Mary Wollstonecraft (27 April 1759 – 10 September 1797) was an English writer, philosopher, and advocate of women’s rights. During her brief career, she wrote novels, treatises, a travel narrative, a history of the French Revolution, a conduct book, and a children’s book. She is best known for A Vindication of the Rights of Woman, in which she argues that women are not naturally inferior to men, but appear to be only because they lack education.
About Mary Wollstonecraft in brief
Mary Wollstonecraft (27 April 1759 – 10 September 1797) was an English writer, philosopher, and advocate of women’s rights. During her brief career, she wrote novels, treatises, a travel narrative, a history of the French Revolution, a conduct book, and a children’s book. She is best known for A Vindication of the Rights of Woman, in which she argues that women are not naturally inferior to men, but appear to be only because they lack education. After her death, her widower published a Memoir of her life, revealing her unorthodox lifestyle. She died 11 days after giving birth to her second daughter, Mary Shelley, who would become an accomplished writer and author of Frankenstein. Woll stonecraft is regarded as one of the founding feminist philosophers, and feminists often cite both her life and her works as important influences. She was the second of the seven children of Elizabeth Dixon and Edward John WollStonecraft. Her father gradually squandered it on speculative projects, and they were frequently forced to move during her youth. The family’s financial situation eventually became so dire that her father compelled her to turn over money that she would have inherited at her maturity. In a defining moment in 1784, she persuaded Eliza, who was suffering from what was probably postpartum depression, to leave her husband and infant. She made all of the arrangements for Eliza to flee, demonstrating her willingness to challenge social norms. The human costs, however, were severe: her sister suffered social condemnation and, because she could not remarry, was doomed to a life of poverty and hard work.

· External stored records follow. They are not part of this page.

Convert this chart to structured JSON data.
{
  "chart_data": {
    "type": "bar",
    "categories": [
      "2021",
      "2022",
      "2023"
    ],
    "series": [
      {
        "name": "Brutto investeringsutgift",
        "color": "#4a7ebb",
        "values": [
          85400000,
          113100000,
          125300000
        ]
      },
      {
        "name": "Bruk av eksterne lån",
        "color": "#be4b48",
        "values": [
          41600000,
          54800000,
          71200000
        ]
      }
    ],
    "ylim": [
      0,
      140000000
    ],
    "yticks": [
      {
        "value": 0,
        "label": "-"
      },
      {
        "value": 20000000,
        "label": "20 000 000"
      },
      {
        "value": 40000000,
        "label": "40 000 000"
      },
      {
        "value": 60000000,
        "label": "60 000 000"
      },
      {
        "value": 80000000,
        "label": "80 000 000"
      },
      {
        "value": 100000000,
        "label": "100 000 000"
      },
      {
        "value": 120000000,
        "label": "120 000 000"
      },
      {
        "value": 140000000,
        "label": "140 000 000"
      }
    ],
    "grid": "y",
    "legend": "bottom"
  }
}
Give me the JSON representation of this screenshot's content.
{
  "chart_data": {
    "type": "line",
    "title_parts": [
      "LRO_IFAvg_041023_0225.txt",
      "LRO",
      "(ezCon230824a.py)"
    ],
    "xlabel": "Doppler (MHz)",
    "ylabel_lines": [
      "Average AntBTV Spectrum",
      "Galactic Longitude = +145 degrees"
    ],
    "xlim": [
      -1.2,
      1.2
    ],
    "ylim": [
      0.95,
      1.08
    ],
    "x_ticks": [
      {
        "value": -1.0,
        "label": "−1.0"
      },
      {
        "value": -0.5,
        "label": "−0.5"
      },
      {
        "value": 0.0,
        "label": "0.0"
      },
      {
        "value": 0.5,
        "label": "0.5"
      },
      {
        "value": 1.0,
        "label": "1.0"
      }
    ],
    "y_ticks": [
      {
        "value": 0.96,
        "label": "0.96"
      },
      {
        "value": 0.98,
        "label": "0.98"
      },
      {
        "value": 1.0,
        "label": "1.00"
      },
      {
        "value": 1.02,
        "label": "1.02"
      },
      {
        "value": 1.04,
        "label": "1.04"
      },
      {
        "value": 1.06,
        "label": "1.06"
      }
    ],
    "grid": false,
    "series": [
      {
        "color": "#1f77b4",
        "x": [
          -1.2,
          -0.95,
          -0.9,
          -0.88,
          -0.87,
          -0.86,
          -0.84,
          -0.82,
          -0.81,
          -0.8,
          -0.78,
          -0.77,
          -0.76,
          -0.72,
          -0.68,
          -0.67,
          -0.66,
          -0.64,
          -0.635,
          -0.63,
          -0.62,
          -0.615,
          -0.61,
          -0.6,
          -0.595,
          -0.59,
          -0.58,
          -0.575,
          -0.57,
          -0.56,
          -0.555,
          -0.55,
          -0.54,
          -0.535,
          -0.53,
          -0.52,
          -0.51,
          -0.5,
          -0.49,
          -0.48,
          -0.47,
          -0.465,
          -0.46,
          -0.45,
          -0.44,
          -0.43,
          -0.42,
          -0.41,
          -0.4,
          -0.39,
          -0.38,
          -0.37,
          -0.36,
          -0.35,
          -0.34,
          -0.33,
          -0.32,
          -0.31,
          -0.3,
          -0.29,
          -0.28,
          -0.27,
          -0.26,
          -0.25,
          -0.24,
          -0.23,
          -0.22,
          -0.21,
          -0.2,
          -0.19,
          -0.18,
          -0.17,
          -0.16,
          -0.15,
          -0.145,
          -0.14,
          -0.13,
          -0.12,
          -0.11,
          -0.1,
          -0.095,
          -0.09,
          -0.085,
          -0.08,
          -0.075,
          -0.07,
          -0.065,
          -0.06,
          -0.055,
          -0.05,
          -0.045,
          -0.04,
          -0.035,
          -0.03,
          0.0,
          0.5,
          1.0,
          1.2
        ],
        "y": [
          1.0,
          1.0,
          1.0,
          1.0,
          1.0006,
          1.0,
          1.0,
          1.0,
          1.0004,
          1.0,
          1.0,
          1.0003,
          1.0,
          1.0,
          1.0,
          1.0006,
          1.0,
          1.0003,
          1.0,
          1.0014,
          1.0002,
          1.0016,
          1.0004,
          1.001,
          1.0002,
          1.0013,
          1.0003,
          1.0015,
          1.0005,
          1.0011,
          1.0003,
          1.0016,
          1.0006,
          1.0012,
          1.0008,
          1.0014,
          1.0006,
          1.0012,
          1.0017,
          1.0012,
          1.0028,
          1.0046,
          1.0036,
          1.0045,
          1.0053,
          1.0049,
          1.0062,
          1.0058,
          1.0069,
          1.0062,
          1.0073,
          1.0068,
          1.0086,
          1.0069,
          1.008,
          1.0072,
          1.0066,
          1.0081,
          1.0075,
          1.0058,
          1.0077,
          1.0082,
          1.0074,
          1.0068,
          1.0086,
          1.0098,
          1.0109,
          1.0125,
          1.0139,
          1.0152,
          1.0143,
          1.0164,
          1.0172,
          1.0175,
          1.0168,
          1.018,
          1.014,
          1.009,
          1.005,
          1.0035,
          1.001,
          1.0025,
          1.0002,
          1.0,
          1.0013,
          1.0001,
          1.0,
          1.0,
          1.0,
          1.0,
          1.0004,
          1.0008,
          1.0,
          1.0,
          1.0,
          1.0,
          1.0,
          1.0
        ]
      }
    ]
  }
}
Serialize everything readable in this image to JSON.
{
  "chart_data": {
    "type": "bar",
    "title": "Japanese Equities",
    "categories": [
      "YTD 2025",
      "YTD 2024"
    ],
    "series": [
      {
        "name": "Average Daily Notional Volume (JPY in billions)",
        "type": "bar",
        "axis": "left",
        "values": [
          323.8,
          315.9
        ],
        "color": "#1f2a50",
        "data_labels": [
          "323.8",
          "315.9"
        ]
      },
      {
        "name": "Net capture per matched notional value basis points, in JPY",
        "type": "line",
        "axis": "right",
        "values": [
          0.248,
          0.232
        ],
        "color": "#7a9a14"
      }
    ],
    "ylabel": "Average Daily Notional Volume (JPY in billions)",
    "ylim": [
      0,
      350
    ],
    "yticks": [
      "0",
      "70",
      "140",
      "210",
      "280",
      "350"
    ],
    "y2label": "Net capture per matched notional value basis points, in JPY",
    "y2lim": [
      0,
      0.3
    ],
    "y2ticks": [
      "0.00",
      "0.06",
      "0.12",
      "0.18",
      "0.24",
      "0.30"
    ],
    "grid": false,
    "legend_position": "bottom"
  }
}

In 1780 she returned to care for her mother, but had trouble getting along with the irascible woman called Fanny Blood. She realised during the two years she spent with the family she had idealised that she was more invested in traditional feminine values than Woll Stonecraft was in traditional masculine values. In some of her letters to Arden, she reveals the volatile and depressive emotions that would haunt her throughout her life. She revelled in the intellectual atmosphere of the Arden household and valued her friendship with Arden greatly, sometimes to the point of being emotionally possessive. She remained dedicated to Fanny and her family throughout herLife, frequently giving pecciary assistance to her brother’s family. She left behind several unfinished manuscripts, including a book on the history of French Revolution and a collection of short stories. She also wrote a book about the life of the philosopher William Godwin, one of. the forefathers of the anarchist movement. She had a daughter with Jane Arden and a son with Sarah Dawson, a widow living in Bath. Her husband was Henry Fuseli and Gilbert Imlay, a self-styled philosopher and scientist. She wrote about the relationship between men and women in the 19th century and the role of women in society. She believed that women should be treated as rational beings and imagines a social order founded on reason.